Tactical Admissions in International Litigation

Event date
26 November 2021
Event time
12:45 - 14:00
Oxford week
MT 7
Online via Zoom
Stefan Talmon, Professor of Public Law, Public International Law and European Union Law

*Please note that this event takes place on Friday, 26th of November, rather than on the usual day for PILDG events (Thursdays).*

If you wish to participate in this (remote) seminar, RSVP is necessary. Please complete the form before noon Wednesday 24 November (please note that if you register after noon, a link cannot be sent to you).  Prior to the Thursday seminar, you will be sent a zoom link to join. 

Sovereignty over Huangyan Island (Scarborough Shoal) is disputed between China and the Philippines. Prior to the South China Sea Arbitration, the Philippines constantly and consistently claimed territorial sovereignty over Scarborough Shoal. During the arbitral proceedings, however, the Philippines admitted that “Scarborough Shoal is – quod non, and only for the purpose of these proceedings – under Chinese sovereignty”. As the Arbitral Tribunal was not competent to rule on questions of territorial sovereignty it was only on the basis of this “tactical admission” that the Tribunal could rule on the Philippine’s Submission No. 10 and declare that “China has unlawfully prevented Philippine fishermen from pursuing their livelihoods by interfering with traditional fishing activities at Scarborough Shoal”.

This paper aims to establish the difference between tactical admission and estoppel by conduct and will examine what legal consequences, if any, tactical admissions by a party in legal proceedings may have on other proceedings or diplomatic negotiations between the parties to the proceedings and between the parties and third States.

Stefan Talmon, DPhil LLM MA is Professor of Public Law, Public International Law and European Union Law, and Director of the Institute of Public International Law at the University of Bonn. He is also a Supernumerary Fellow of St. Anne’s College, Oxford. Prior to taking up the chair at Bonn in October 2011 he was Professor of Public International Law at the University of Oxford and a Fellow of St. Anne’s College, Oxford. In the academic year 2020-2021, he was also a Visiting Fellow at All Souls College, Oxford. He is a generalist with wide-ranging interests in international law. He is the editor of the blog and CUP book series GPIL – German Practice in International Law (https://gpil.jura.uni-bonn.de/). Professor Talmon practices as a Barrister from Twenty Essex, London, and frequently advises States and transnational corporations on questions of public international law. He has appeared as counsel and expert before the International Court of Justice, the European Court of Human Rights and international arbitral tribunals  as well as domestic courts in England, Germany and the United States of America. In 2019-2020, he sat as an arbitrator in a confidential PCA arbitration concerning international terrorism.
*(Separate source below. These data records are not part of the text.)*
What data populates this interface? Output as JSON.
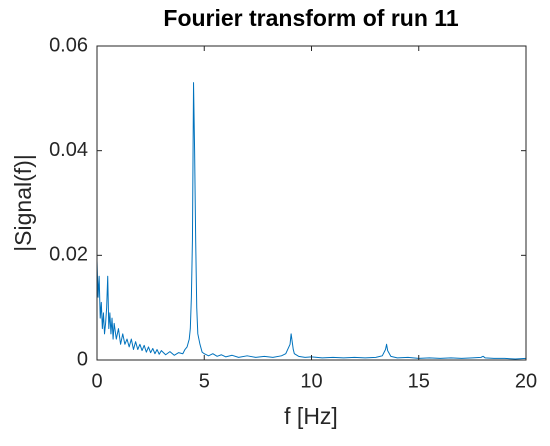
{
  "chart_data": {
    "type": "line",
    "title": "Fourier transform of run 11",
    "xlabel": "f [Hz]",
    "ylabel": "|Signal(f)|",
    "color": "#0072bd",
    "x": [
      0,
      0.05,
      0.1,
      0.15,
      0.2,
      0.25,
      0.3,
      0.35,
      0.4,
      0.45,
      0.5,
      0.55,
      0.6,
      0.65,
      0.7,
      0.75,
      0.8,
      0.9,
      1.0,
      1.1,
      1.2,
      1.3,
      1.4,
      1.5,
      1.6,
      1.7,
      1.8,
      1.9,
      2.0,
      2.1,
      2.2,
      2.3,
      2.4,
      2.5,
      2.6,
      2.7,
      2.8,
      2.9,
      3.0,
      3.2,
      3.4,
      3.6,
      3.8,
      4.0,
      4.1,
      4.2,
      4.3,
      4.35,
      4.4,
      4.45,
      4.5,
      4.55,
      4.6,
      4.65,
      4.7,
      4.8,
      4.9,
      5.0,
      5.2,
      5.4,
      5.6,
      5.8,
      6.0,
      6.3,
      6.6,
      7.0,
      7.4,
      7.8,
      8.2,
      8.6,
      8.8,
      9.0,
      9.05,
      9.1,
      9.15,
      9.2,
      9.4,
      9.7,
      10,
      10.5,
      11,
      11.5,
      12,
      12.5,
      13,
      13.3,
      13.45,
      13.5,
      13.55,
      13.7,
      14,
      14.5,
      15,
      15.5,
      16,
      16.5,
      17,
      17.5,
      17.9,
      18,
      18.1,
      18.5,
      19,
      19.5,
      20
    ],
    "values": [
      0.019,
      0.012,
      0.016,
      0.008,
      0.011,
      0.006,
      0.009,
      0.005,
      0.007,
      0.01,
      0.016,
      0.006,
      0.009,
      0.005,
      0.008,
      0.004,
      0.007,
      0.004,
      0.006,
      0.003,
      0.005,
      0.003,
      0.004,
      0.0025,
      0.004,
      0.002,
      0.0035,
      0.002,
      0.003,
      0.0018,
      0.0028,
      0.0015,
      0.0025,
      0.0014,
      0.0022,
      0.0012,
      0.002,
      0.0011,
      0.0018,
      0.001,
      0.0016,
      0.0009,
      0.0014,
      0.0012,
      0.002,
      0.0025,
      0.004,
      0.006,
      0.012,
      0.023,
      0.053,
      0.04,
      0.023,
      0.01,
      0.005,
      0.003,
      0.0015,
      0.0012,
      0.0008,
      0.0012,
      0.0007,
      0.001,
      0.0006,
      0.0009,
      0.0005,
      0.0008,
      0.0005,
      0.0007,
      0.0005,
      0.0008,
      0.0012,
      0.003,
      0.005,
      0.0035,
      0.002,
      0.0012,
      0.0007,
      0.0005,
      0.0006,
      0.0004,
      0.0005,
      0.0004,
      0.0005,
      0.0004,
      0.0005,
      0.0008,
      0.002,
      0.003,
      0.0018,
      0.0007,
      0.0004,
      0.0005,
      0.0003,
      0.0004,
      0.0003,
      0.0004,
      0.0003,
      0.0004,
      0.0005,
      0.0007,
      0.0004,
      0.0003,
      0.0003,
      0.0002,
      0.0003
    ],
    "xlim": [
      0,
      20
    ],
    "xticks": [
      0,
      5,
      10,
      15,
      20
    ],
    "ylim": [
      0,
      0.06
    ],
    "yticks": [
      0,
      0.02,
      0.04,
      0.06
    ]
  }
}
Due to the current public health emergency, the PIL Discussion Group series for 2021-2022 for Michaelmas Term will be held online. RSVP is necessary for each event and a link to the Form will be available each week. The link will be provided in each event listed below and prior to the seminar, you will be sent a link to join the discussion. Please note that if you complete the form after the deadline of noon each Wednesday, you will not receive the link to join.

The Public International Law Discussion Group at the University of Oxford is a key focal point for PIL@Oxford and hosts a weekly speaker event. Topics involve contemporary and challenging issues in international law. Speakers include distinguished international law practitioners, academics, and legal advisers from around the world.

PIL Discussion Group Convenor: Natasha Holcroft-Emmess

The discussion group's meetings are part of the programme of the British Branch of the International Law Association and are supported by the Law Faculty and Oxford University Press. 

The speaker will commence at 12:45 and speak for about forty minutes, allowing about twenty five minutes for questions and discussion. The meeting should conclude before 2:00.

Practitioners, academics and students from within and outside the University of Oxford are all welcome.